Cherreads

Chapter 26 - Chapter Twenty-Six — Crimson Memory

The fissure widened until the void itself seemed to buckle under its glow. Blue light poured outward in pulses, every beat resonating with the rhythm of a colossal heart. The air warped, the fabric of reality trembling as if something on the other side demanded they enter.

Clara staggered back. The images spilling from it were too vivid to ignore—scenes etched with burning precision into the folds of existence. A city drowning in fire. Towers split like parchment. The cries of people crushed beneath crimson storms. And above it all: Yurin.

Not the Yurin she knew—calm, calculating, always one step removed from the chaos. This Yurin was drenched in carnage, threads of crimson spilling from him like rivers of blood. He did not control the storm. He was the storm.

Damien spat through his teeth. "Tell me I'm not the only one seeing this nightmare reel."

"You're not," Evelyn sang, her grin feral. "But isn't it lovely? The great Yurin Crimson, not a savior, not a protector—but the executioner. I always suspected our boy had hobbies."

The fissure throbbed. Without warning, the ground beneath them shattered, and all four were pulled into the blue light.

The fall was endless. Letters dissolved around them, fragments of unwritten worlds scattering like ash. Clara gasped, reaching out instinctively, but the air offered no anchor. And then—impact.

She hit cobblestone. The scent of ash filled her lungs. When she raised her head, she saw it: the memory made whole.

They stood in the ruins of a city. Skies aflame. Corpses strewn across streets like discarded dolls. The air reeked of burning ink and blood. And at the city's heart, atop a mountain of rubble, stood Yurin Crimson.
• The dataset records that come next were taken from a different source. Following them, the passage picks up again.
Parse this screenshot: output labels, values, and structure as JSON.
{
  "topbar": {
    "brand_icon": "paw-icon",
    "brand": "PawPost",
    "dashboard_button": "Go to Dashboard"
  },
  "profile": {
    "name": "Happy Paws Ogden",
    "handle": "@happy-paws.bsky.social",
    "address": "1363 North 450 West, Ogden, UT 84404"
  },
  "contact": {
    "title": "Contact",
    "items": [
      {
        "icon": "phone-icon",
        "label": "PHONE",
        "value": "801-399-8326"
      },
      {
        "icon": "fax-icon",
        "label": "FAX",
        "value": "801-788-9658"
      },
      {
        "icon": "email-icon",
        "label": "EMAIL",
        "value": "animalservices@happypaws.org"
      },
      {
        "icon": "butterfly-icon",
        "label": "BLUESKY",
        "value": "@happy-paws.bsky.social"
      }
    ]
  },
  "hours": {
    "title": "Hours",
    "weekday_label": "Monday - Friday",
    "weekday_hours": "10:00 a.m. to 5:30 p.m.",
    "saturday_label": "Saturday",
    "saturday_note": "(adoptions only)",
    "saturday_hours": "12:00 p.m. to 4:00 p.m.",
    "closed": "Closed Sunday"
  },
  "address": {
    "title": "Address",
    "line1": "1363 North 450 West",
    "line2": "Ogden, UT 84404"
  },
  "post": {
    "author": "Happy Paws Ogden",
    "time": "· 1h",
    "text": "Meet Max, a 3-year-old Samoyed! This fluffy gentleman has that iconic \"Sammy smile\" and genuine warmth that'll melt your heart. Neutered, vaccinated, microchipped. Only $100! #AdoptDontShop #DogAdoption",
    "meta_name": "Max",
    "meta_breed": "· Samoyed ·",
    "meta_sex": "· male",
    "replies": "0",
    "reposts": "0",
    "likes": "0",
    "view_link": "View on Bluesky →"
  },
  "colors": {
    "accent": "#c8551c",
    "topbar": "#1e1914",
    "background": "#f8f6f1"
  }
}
Not their Yurin—the memory Yurin. His aura bled into the horizon, staining the flames a deeper red. Crimson threads lanced through the air like whips, dragging people into his grasp only to unravel them into dust. His expression was not rage. Not grief. It was serenity.
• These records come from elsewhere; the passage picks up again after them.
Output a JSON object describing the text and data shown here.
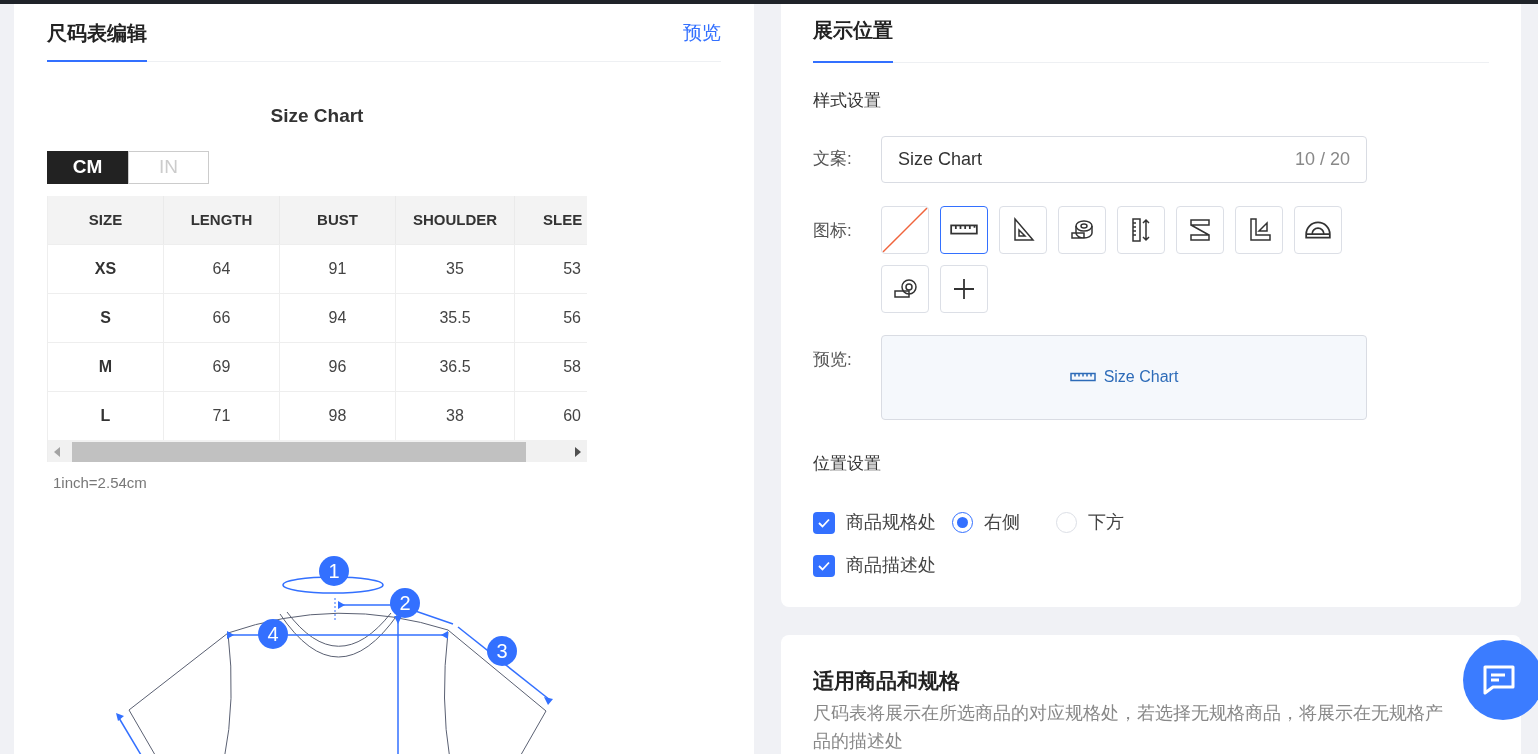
{
  "editor": {
    "tab": "尺码表编辑",
    "preview_link": "预览",
    "chart_title": "Size Chart",
    "units": [
      {
        "label": "CM",
        "selected": true
      },
      {
        "label": "IN",
        "selected": false
      }
    ],
    "table": {
      "columns": [
        "SIZE",
        "LENGTH",
        "BUST",
        "SHOULDER",
        "SLEE"
      ],
      "rows": [
        [
          "XS",
          "64",
          "91",
          "35",
          "53"
        ],
        [
          "S",
          "66",
          "94",
          "35.5",
          "56"
        ],
        [
          "M",
          "69",
          "96",
          "36.5",
          "58"
        ],
        [
          "L",
          "71",
          "98",
          "38",
          "60"
        ]
      ]
    },
    "note": "1inch=2.54cm",
    "diagram_markers": [
      "1",
      "2",
      "3",
      "4"
    ]
  },
  "display": {
    "tab": "展示位置",
    "style_heading": "样式设置",
    "text_label": "文案:",
    "text_value": "Size Chart",
    "text_count": "10 / 20",
    "icon_label": "图标:",
    "icon_options": [
      {
        "kind": "none",
        "selected": false
      },
      {
        "kind": "ruler",
        "selected": true
      },
      {
        "kind": "triangle",
        "selected": false
      },
      {
        "kind": "tape",
        "selected": false
      },
      {
        "kind": "vertical-ruler",
        "selected": false
      },
      {
        "kind": "folded-ruler",
        "selected": false
      },
      {
        "kind": "square-ruler",
        "selected": false
      },
      {
        "kind": "protractor",
        "selected": false
      },
      {
        "kind": "tape-measure",
        "selected": false
      },
      {
        "kind": "add",
        "selected": false
      }
    ],
    "preview_label": "预览:",
    "preview_text": "Size Chart",
    "position_heading": "位置设置",
    "positions": [
      {
        "label": "商品规格处",
        "checked": true
      },
      {
        "label": "商品描述处",
        "checked": true
      }
    ],
    "placements": [
      {
        "label": "右侧",
        "selected": true
      },
      {
        "label": "下方",
        "selected": false
      }
    ]
  },
  "products": {
    "title": "适用商品和规格",
    "description": "尺码表将展示在所选商品的对应规格处，若选择无规格商品，将展示在无规格产品的描述处"
  }
}
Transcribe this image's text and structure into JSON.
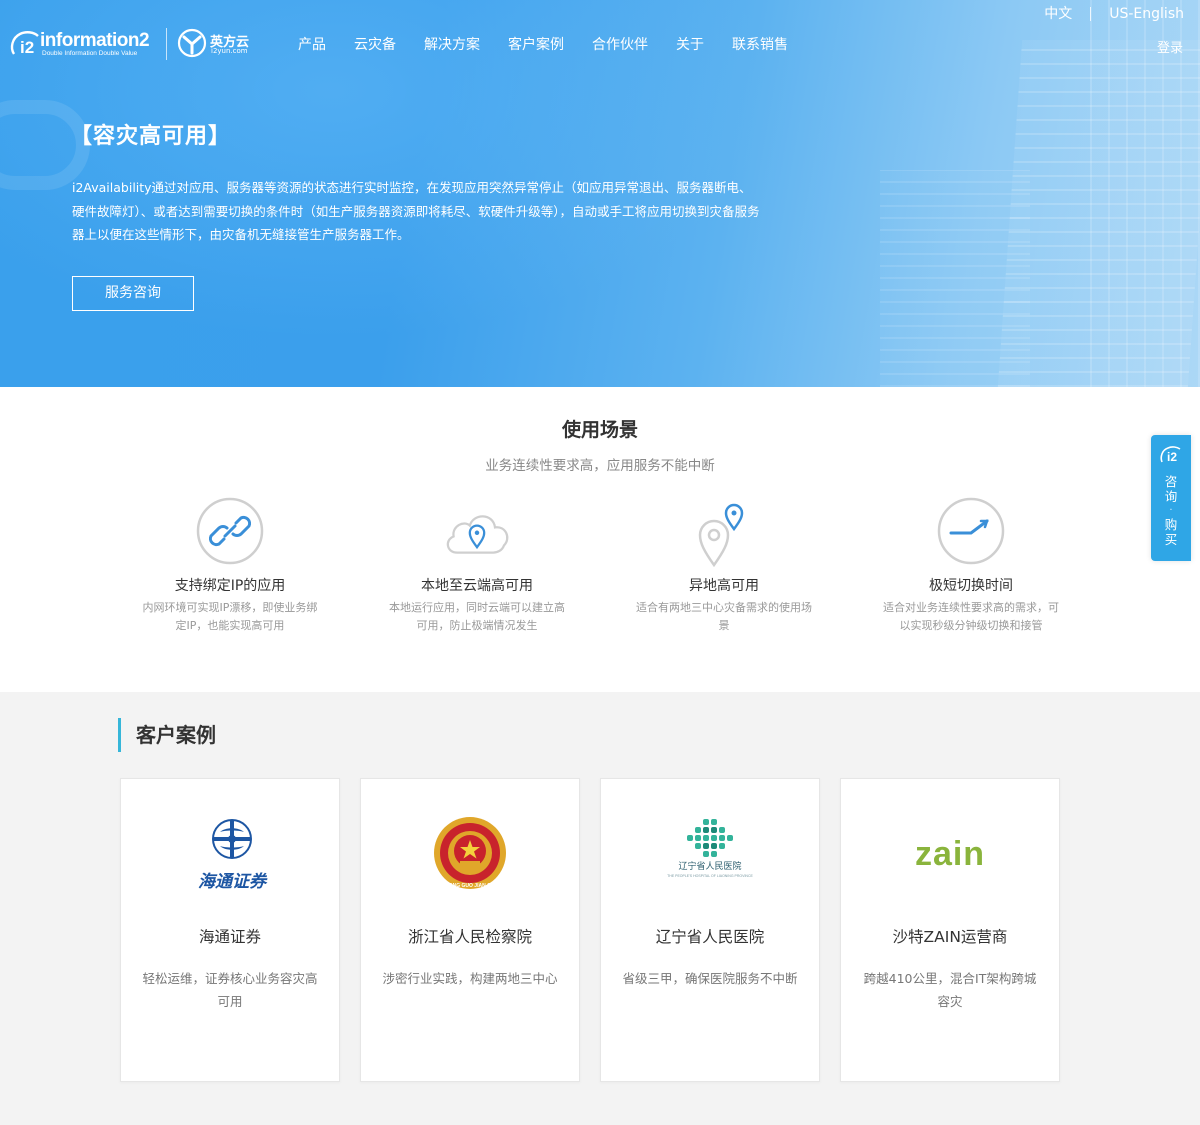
{
  "header": {
    "logo_i2_text": "information2",
    "logo_i2_tagline": "Double Information Double Value",
    "logo_yun_cn": "英方云",
    "logo_yun_en": "i2yun.com",
    "nav": [
      "产品",
      "云灾备",
      "解决方案",
      "客户案例",
      "合作伙伴",
      "关于",
      "联系销售"
    ],
    "lang_cn": "中文",
    "lang_en": "US-English",
    "login": "登录"
  },
  "hero": {
    "title": "【容灾高可用】",
    "description": "i2Availability通过对应用、服务器等资源的状态进行实时监控，在发现应用突然异常停止（如应用异常退出、服务器断电、硬件故障灯）、或者达到需要切换的条件时（如生产服务器资源即将耗尽、软硬件升级等），自动或手工将应用切换到灾备服务器上以便在这些情形下，由灾备机无缝接管生产服务器工作。",
    "button": "服务咨询"
  },
  "scenarios": {
    "title": "使用场景",
    "subtitle": "业务连续性要求高，应用服务不能中断",
    "items": [
      {
        "name": "支持绑定IP的应用",
        "desc": "内网环境可实现IP漂移，即使业务绑定IP，也能实现高可用",
        "icon": "link-icon"
      },
      {
        "name": "本地至云端高可用",
        "desc": "本地运行应用，同时云端可以建立高可用，防止极端情况发生",
        "icon": "cloud-location-icon"
      },
      {
        "name": "异地高可用",
        "desc": "适合有两地三中心灾备需求的使用场景",
        "icon": "map-pin-icon"
      },
      {
        "name": "极短切换时间",
        "desc": "适合对业务连续性要求高的需求，可以实现秒级分钟级切换和接管",
        "icon": "gauge-icon"
      }
    ]
  },
  "cases": {
    "title": "客户案例",
    "items": [
      {
        "name": "海通证券",
        "desc": "轻松运维，证券核心业务容灾高可用",
        "logo_text": "海通证券"
      },
      {
        "name": "浙江省人民检察院",
        "desc": "涉密行业实践，构建两地三中心",
        "logo_text": "ZHONG GUO JIAN CHA"
      },
      {
        "name": "辽宁省人民医院",
        "desc": "省级三甲，确保医院服务不中断",
        "logo_text": "辽宁省人民医院",
        "logo_sub": "THE PEOPLE'S HOSPITAL OF LIAONING PROVINCE"
      },
      {
        "name": "沙特ZAIN运营商",
        "desc": "跨越410公里，混合IT架构跨城容灾",
        "logo_text": "zain"
      }
    ]
  },
  "float": {
    "lines": [
      "咨",
      "询",
      "·",
      "购",
      "买"
    ]
  },
  "colors": {
    "hero_blue": "#3aa0ec",
    "accent_cyan": "#36b6d9",
    "float_blue": "#2fa6e6",
    "zain_green": "#8ab43c"
  }
}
Clara's stomach turned. She stumbled back, wings twitching. "What… what is this?"

Yurin, the one beside her, did not move. His calm was unnerving, his eyes locked on his own doppelgänger in the distance. "It is truth," he said quietly. "A piece of what was."

Damien rounded on him. "Truth? That's you up there turning an entire city into confetti! Don't tell me this is some metaphorical fever dream!"
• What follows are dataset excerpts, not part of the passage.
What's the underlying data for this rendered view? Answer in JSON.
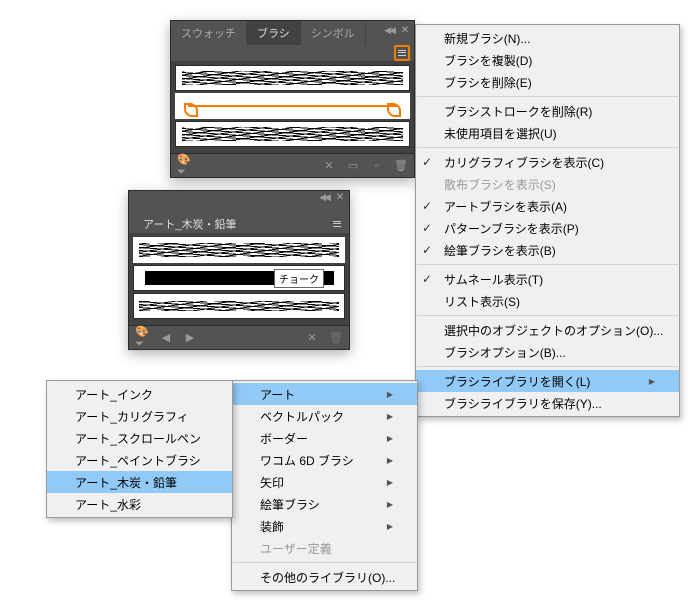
{
  "panel1": {
    "tabs": [
      "スウォッチ",
      "ブラシ",
      "シンボル"
    ],
    "activeTab": 1
  },
  "panel2": {
    "title": "アート_木炭・鉛筆",
    "tooltip": "チョーク"
  },
  "mainMenu": {
    "items": [
      {
        "label": "新規ブラシ(N)..."
      },
      {
        "label": "ブラシを複製(D)"
      },
      {
        "label": "ブラシを削除(E)"
      }
    ],
    "items2": [
      {
        "label": "ブラシストロークを削除(R)"
      },
      {
        "label": "未使用項目を選択(U)"
      }
    ],
    "items3": [
      {
        "label": "カリグラフィブラシを表示(C)",
        "checked": true
      },
      {
        "label": "散布ブラシを表示(S)",
        "disabled": true
      },
      {
        "label": "アートブラシを表示(A)",
        "checked": true
      },
      {
        "label": "パターンブラシを表示(P)",
        "checked": true
      },
      {
        "label": "絵筆ブラシを表示(B)",
        "checked": true
      }
    ],
    "items4": [
      {
        "label": "サムネール表示(T)",
        "checked": true
      },
      {
        "label": "リスト表示(S)"
      }
    ],
    "items5": [
      {
        "label": "選択中のオブジェクトのオプション(O)..."
      },
      {
        "label": "ブラシオプション(B)..."
      }
    ],
    "items6": [
      {
        "label": "ブラシライブラリを開く(L)",
        "arrow": true,
        "highlight": true
      },
      {
        "label": "ブラシライブラリを保存(Y)..."
      }
    ]
  },
  "subMenu1": {
    "items": [
      {
        "label": "アート",
        "arrow": true,
        "highlight": true
      },
      {
        "label": "ベクトルパック",
        "arrow": true
      },
      {
        "label": "ボーダー",
        "arrow": true
      },
      {
        "label": "ワコム 6D ブラシ",
        "arrow": true
      },
      {
        "label": "矢印",
        "arrow": true
      },
      {
        "label": "絵筆ブラシ",
        "arrow": true
      },
      {
        "label": "装飾",
        "arrow": true
      },
      {
        "label": "ユーザー定義",
        "disabled": true
      }
    ],
    "last": "その他のライブラリ(O)..."
  },
  "subMenu2": {
    "items": [
      "アート_インク",
      "アート_カリグラフィ",
      "アート_スクロールペン",
      "アート_ペイントブラシ",
      "アート_木炭・鉛筆",
      "アート_水彩"
    ],
    "highlightIndex": 4
  }
}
Yurin's gaze slid to him. "Metaphors do not scream as they die."

Clara's breath hitched. She wanted to shout at him, to demand answers, but the memory pulled at her. The figures of the fallen were not nameless. As she walked forward, she saw their faces—people smiling, laughing, alive only moments before they were erased. Each expression branded itself into her mind.

And then she saw a child. Small, hands reaching upward toward the sky, eyes wide with horror as crimson threads pierced their chest. Clara's wings flared instinctively, but her fire passed through the child like smoke. It was only a memory. Unchangeable.

Her voice broke. "You killed them all."

Beside her, Yurin's silence was confirmation enough.

Evelyn twirled through the carnage, eyes gleaming. "Mmm, I adore this. The paradox girl gets a taste of the man behind the mask. Tell me, Clara—do you still feel safe in his threads?"

Clara turned, glaring at Evelyn through tears. But she didn't answer. She couldn't.

Instead, she focused on Yurin. Not the memory Yurin tearing lives apart, but the one standing silently at her side. "Why?" Her voice shook, equal parts fury and desperation. "Why did you do this?"

Yurin met her gaze. His eyes, steady as stone, did not waver. "Because it was necessary."

The words chilled her more than fire ever could.

Damien snarled. "Necessary? You slaughtered innocents. What could possibly justify—"

Yurin's aura surged faintly, silencing him. "You will not understand. Not yet."

"Then make me understand!" Clara shouted, stepping closer. Her wings flared wide, sparks flying. "Don't you dare keep deciding what I can and cannot know!"

Yurin's face softened by a fraction—something like sorrow flickered in his gaze before vanishing behind the calm. He reached out, not with threads, but with his hand. "Clara… you are not ready to bear the whole of me."

She froze, staring at his extended hand. The weight of his words pressed against her, heavy as iron. Not ready. Not able. Always bound by his measure of her strength.

But before she could respond, the memory shifted.

The crimson Yurin atop the rubble turned—directly toward them. His gaze locked on Clara, crimson eyes piercing across time and memory. He raised his hand, and the entire memory began to unravel into threads that whipped toward them like a storm.

Evelyn clapped with delight. "Oh, now this is getting personal!"

The memory was no longer passive. It was hunting them.